This document is a security audit report performed by danbogd, where Enjin Coin has been reviewed.
Сommit hash .
In total, 7 issues were reported including:
- 1 medium severity issues
- 3 low severity issues
- 2 owner privileges (ability of owner to manipulate contract, may be risky for investors)..
- 1 notes.
No critical security issues were found.
Following ERC-20 final description:
"NOTE: To prevent attack vectors like the one described here and discussed here, clients SHOULD make sure to create user interfaces in such a way that they set the allowance first to 0 before setting it to another value for the same spender. THOUGH The contract itself shouldn't enforce it, to allow backwards compatibility with contracts deployed before.
The implemented approve function:
Do not preserve backwards compatibility since it enforces the allowance values to be set.
Do not throw in case if the following condition is true require (_value = 0 && allowed[msg.sender][_spender] = 0) and return false, users might not notice that the changes didn't occur, and external contract calls to this function will highlight many other issues.

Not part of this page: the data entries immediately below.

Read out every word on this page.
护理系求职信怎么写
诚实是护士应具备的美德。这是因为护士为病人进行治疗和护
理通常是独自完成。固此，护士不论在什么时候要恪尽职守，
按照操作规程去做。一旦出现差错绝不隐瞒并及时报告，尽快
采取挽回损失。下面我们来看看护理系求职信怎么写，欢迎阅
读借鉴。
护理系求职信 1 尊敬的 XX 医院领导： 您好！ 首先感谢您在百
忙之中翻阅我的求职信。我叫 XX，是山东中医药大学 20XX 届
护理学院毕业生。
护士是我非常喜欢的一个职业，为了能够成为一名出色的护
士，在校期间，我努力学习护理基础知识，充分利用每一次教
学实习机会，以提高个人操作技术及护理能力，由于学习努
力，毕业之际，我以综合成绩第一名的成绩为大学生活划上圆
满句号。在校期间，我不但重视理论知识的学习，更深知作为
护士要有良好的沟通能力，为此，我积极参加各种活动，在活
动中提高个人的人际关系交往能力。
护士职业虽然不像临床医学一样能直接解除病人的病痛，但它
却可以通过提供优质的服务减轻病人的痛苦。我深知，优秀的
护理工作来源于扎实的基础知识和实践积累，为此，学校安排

function approve, line 182.
require(_value == 0 || allowance[msg.sender][_spender] == 0);
-
It is possible to double withdrawal attack. More details here.
-
Lack of transaction handling mechanism issue. WARNING! This is a very common issue and it already caused millions of dollars losses for lots of token users! More details here.
Add into a function transfer(address _to, ... )
following code:
require( _to != address(this) );
Contract owner allow himself to:
-
Evacuate Tokens at any time (line 275).
function withdrawTokens(IERC20Token _token, address _to, uint256 _amount) public ownerOnly validAddress(_token) validAddress(_to) notThis(_to) { assert(_token.transfer(_to, _amount)); }
-
can transfer tokens before the end of the crowdfund (line 478).
function allowTransfers() ownerOnly { isReleasedToPublic = true; }
In this constructor there are no checking for zero address.
Lines 348-351
crowdFundAddress = _crowdFundAddress;
advisorAddress = _advisorAddress;
enjinTeamAddress = _enjinTeamAddress;
incentivisationFundAddress = _incentivisationFundAddress;
Accroding to ERC20 standard, when initializing a token contract if any token value is set to any given address a transfer event should be emited.
Line 352-353
balanceOf[_crowdFundAddress] = minCrowdsaleAllocation + maxPresaleSupply;
balanceOf[_incentivisationFundAddress] = incentivisationAllocation;
Before deploy contract update the endtime.
Line 311.
uint256 constant public endTime = 1509494340;
The review did not show any critical issues, some of medium and low severity issues were found.